Input: /skill-improve gate-check

Expected behavior:

  1. Skill runs both static and category tests for the baseline:
    • Static: 6/7 checks pass
    • Category: 3/5 G-criteria pass
  2. Combined baseline: 9/12
  3. Skill diagnoses all 3 failures and proposes fixes
  4. "May I write improvements to .claude/skills/gate-check/SKILL.md?"
  5. Fixes applied; both test types re-run
  6. Re-test: static 7/7, category 5/5 = 12/12
  7. Verdict is IMPROVED (9→12)

Assertions:

  • Both static and category scores are captured in the baseline
  • Combined score is used for comparison (not just one type)
  • All 3 failures are addressed in the proposed fix
  • Re-test confirms improvement in both score types
  • Verdict is IMPROVED with combined before/after

Case 4: Skill Already Perfect — No Improvements Needed

Fixture:

  • .claude/skills/brainstorm/SKILL.md has no static failures
  • Category score is also 5/5 (if applicable)
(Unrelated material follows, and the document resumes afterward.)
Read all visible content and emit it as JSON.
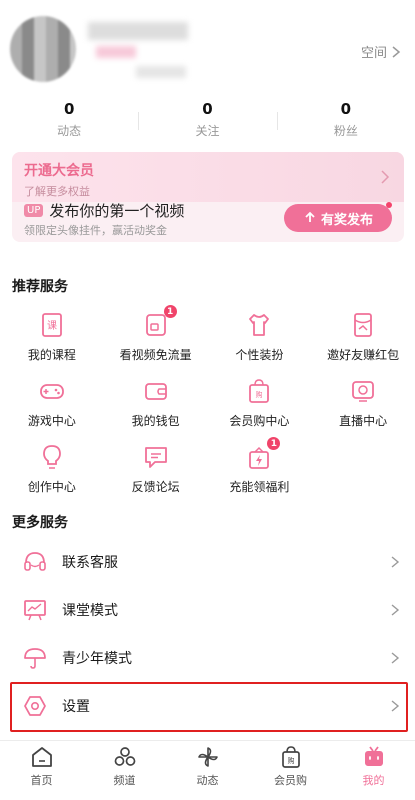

Input: /skill-improve brainstorm

Expected behavior:

  1. Skill runs /skill-test static brainstorm — 7/7 checks pass
  2. If category applies: 5/5 criteria pass
  3. Skill outputs: "No improvements needed — brainstorm is fully compliant"
  4. Skill exits without proposing any changes
  5. No "May I write" is asked; no files are modified
  6. Verdict is NO CHANGE

Assertions:

  • Skill exits immediately after confirming 0 failures
  • "No improvements needed" message is shown
  • No changes are proposed
  • No "May I write" is asked
  • Verdict is NO CHANGE

Case 5: Director Gate Check — No gate; skill-improve is a meta utility

Fixture:

  • Skill with at least 1 static failure

Input: /skill-improve some-skill

Expected behavior:

  1. Skill runs the test-fix-retest loop
  2. No director agents are spawned
  3. No gate IDs appear in output

Assertions:

  • No director gate is invoked
  • No gate skip messages appear
  • Verdict is IMPROVED, NO CHANGE, or REVERTED — no gate verdict

Protocol Compliance

  • Always establishes a baseline score before proposing any changes
  • Shows before/after score comparison in the output
  • Asks "May I write" before applying any fix
  • Detects regressions by comparing re-test score to baseline
  • Asks for user confirmation before reverting (not automatic)
  • Ends with IMPROVED, NO CHANGE, or REVERTED verdict

Coverage Notes

  • The improvement loop is designed to run only one fix-retest cycle per invocation; running multiple iterations requires re-invoking /skill-improve.
  • Behavioral compliance (spec-mode test results) is not included in the improvement loop — only structural (static) and category scores are automated.
  • The case where the skill file cannot be read (permissions error or missing file) is not tested; this would result in an error before the baseline is established.